Taylor Guitars has rallied more than 50 Taylor artists, including Zac Brown, KT Tunstall, Jason Mraz and Keith Goodwin, to release an original song titled “I Know What Love Is.” A philanthropic project that aims to raise money to support members of the music industry whose art and careers were put on hold by the pandemic, “I know What Love Is” will be available on Jan. 21 for download and streaming across multiple music platforms, including Apple Music, Spotify and Amazon Music.
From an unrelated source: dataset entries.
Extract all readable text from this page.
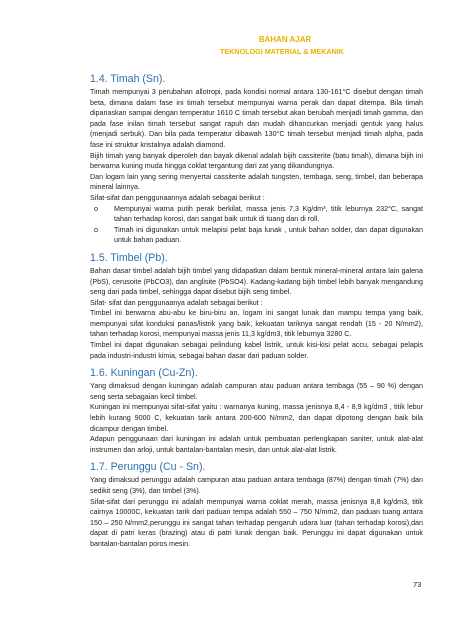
BAHAN AJAR
TEKNOLOGI MATERIAL & MEKANIK
1.4. Timah (Sn).

Timah mempunyai 3 perubahan allotropi, pada kondisi normal antara 130-161°C disebut dengan timah beta, dimana dalam fase ini timah tersebut mempunyai warna perak dan dapat ditempa. Bila timah dipanaskan sampai dengan temperatur 1610 C timah tersebut akan berubah menjadi timah gamma, dan pada fase inilan timah tersebut sangat rapuh dan mudah dihancurkan menjadi gentuk yang halus (menjadi serbuk). Dan bila pada temperatur dibawah 130°C timah tersebut menjadi timah alpha, pada fase ini struktur kristalnya adalah diamond.

Bijih timah yang banyak diperoleh dan bayak dikenal adalah bijih cassiterite (batu timah), dimana bijih ini berwarna kuning muda hingga coklat tergantung dari zat yang dikandungnya.

Dan logam lain yang sering menyertai cassiterite adalah tungsten, tembaga, seng, timbel, dan beberapa mineral lainnya.

Sifat-sifat dan penggunaannya adalah sebagai berikut :

o	Mempunyai warna putih perak berkilat, massa jenis 7,3 Kg/dm³, titik leburnya 232°C, sangat tahan terhadap korosi, dan sangat baik untuk di tuang dan di roll.
o	Timah ini digunakan untuk melapisi pelat baja lunak , untuk bahan solder, dan dapat digunakan untuk bahan paduan.
1.5. Timbel (Pb).

Bahan dasar timbel adalah bijih timbel yang didapatkan dalam bentuk mineral-mineral antara lain galena (PbS), cerusoite (PbCO3), dan anglisite (PbSO4). Kadang-kadang bijih timbel lebih banyak mengandung seng dari pada timbel, sehingga dapat disebut bijih seng timbel.

Sifat- sifat dan penggunaanya adalah sebagai berikut :

Timbel ini berwarna abu-abu ke biru-biru an, logam ini sangat lunak dan mampu tempa yang baik, mempunyai sifat konduksi panas/listrik yang baik, kekuatan tariknya sangat rendah (15 - 20 N/mm2), tahan terhadap korosi, mempunyai massa jenis 11,3 kg/dm3, titik leburnya 3280 C.

Timbel ini dapat digunakan sebagai pelindung kabel listrik, untuk kisi-kisi pelat accu, sebagai pelapis pada industri-industri kimia, sebagai bahan dasar dari paduan solder.

1.6. Kuningan (Cu-Zn).

Yang dimaksud dengan kuningan adalah campuran atau paduan antara tembaga (55 – 90 %) dengan seng serta sebagaian kecil timbel.

Kuningan ini mempunyai sifat-sifat yaitu : warnanya kuning, massa jenisnya 8,4 - 8,9 kg/dm3 , titik lebur lebih kurang 9000 C, kekuatan tarik antara 200-600 N/mm2, dan dapat dipotong dengan baik bila dicampur dengan timbel.

Adapun penggunaan dari kuningan ini adalah untuk pembuatan perlengkapan saniter, untuk alat-alat instrumen dan arloji, untuk bantalan-bantalan mesin, dan untuk alat-alat listrik.

1.7. Perunggu (Cu - Sn).

Yang dimaksud perunggu adalah campuran atau paduan antara tembaga (87%) dengan timah (7%) dan sedikit seng (3%), dan timbel (3%).

Sifat-sifat dari perunggu ini adalah mempunyai warna coklat merah, massa jenisnya 8,8 kg/dm3, titik cairnya 10000C, kekuatan tarik dari paduan tempa adalah 550 – 750 N/mm2, dan paduan tuang antara 150 – 250 N/mm2,perunggu ini sangat tahan terhadap pengaruh udara luar (tahan terhadap korosi),dan dapat di patri keras (brazing) atau di patri lunak dengan baik. Perunggu ini dapat digunakan untuk bantalan-bantalan poros mesin.

73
The song, written by Keith Goodwin and co-produced by Jay Parkin of Taylor Guitars and audio engineer Gabriel O’Brien, will also feature a music video with footage of all involved artists. Net proceeds from the song will benefit MusiCares, a charity founded by the Recording Academy, which provides a support system of health and human services for music people across a spectrum of needs, including physical and mental health, addiction recovery, hearing clinics, unforeseen personal emergencies and disaster relief. Taylor has also partnered with music organizations The NAMM Foundation and Nettwerk Music Group to help promote the song and its positive message. Various Taylor artists will give an exclusive live performance of “I Know What Love Is” on Jan. 21 at 9:30 a.m. PST as part of NAMM’s Believe In Music Week.

The music community has been acutely affected by the COVID-19 pandemic. The suspension of live music performances has created a domino effect, throttling the livelihoods of working musicians, road crews, staff at music venues and many others who contribute to the industry’s ecosystem.

Yet music has always played an essential role in helping people get through tough times and creating a deeper sense of connection to others and the world around them. According to Keith Goodwin, singer, guitarist and songwriter from the indie folk band Good Old War, that’s exactly the spirit that was channeled when he wrote the lyrics and melody for “I Know What Love Is.” Goodwin’s music was underscored with added poignancy when, soon after the recording of the song, he lost his grandmother, Madeline Lanni, from COVID-19 complications.

“During lockdown one of the most challenging things for me was trying to adapt to not having my friends around to play music with,” said Goodwin. “This project really helped keep me focused on making music when everything else in life had changed so drastically. I’m grateful for this opportunity to connect and collaborate with such great artists and for a good cause. We are all lucky to be able to share our love of music together.”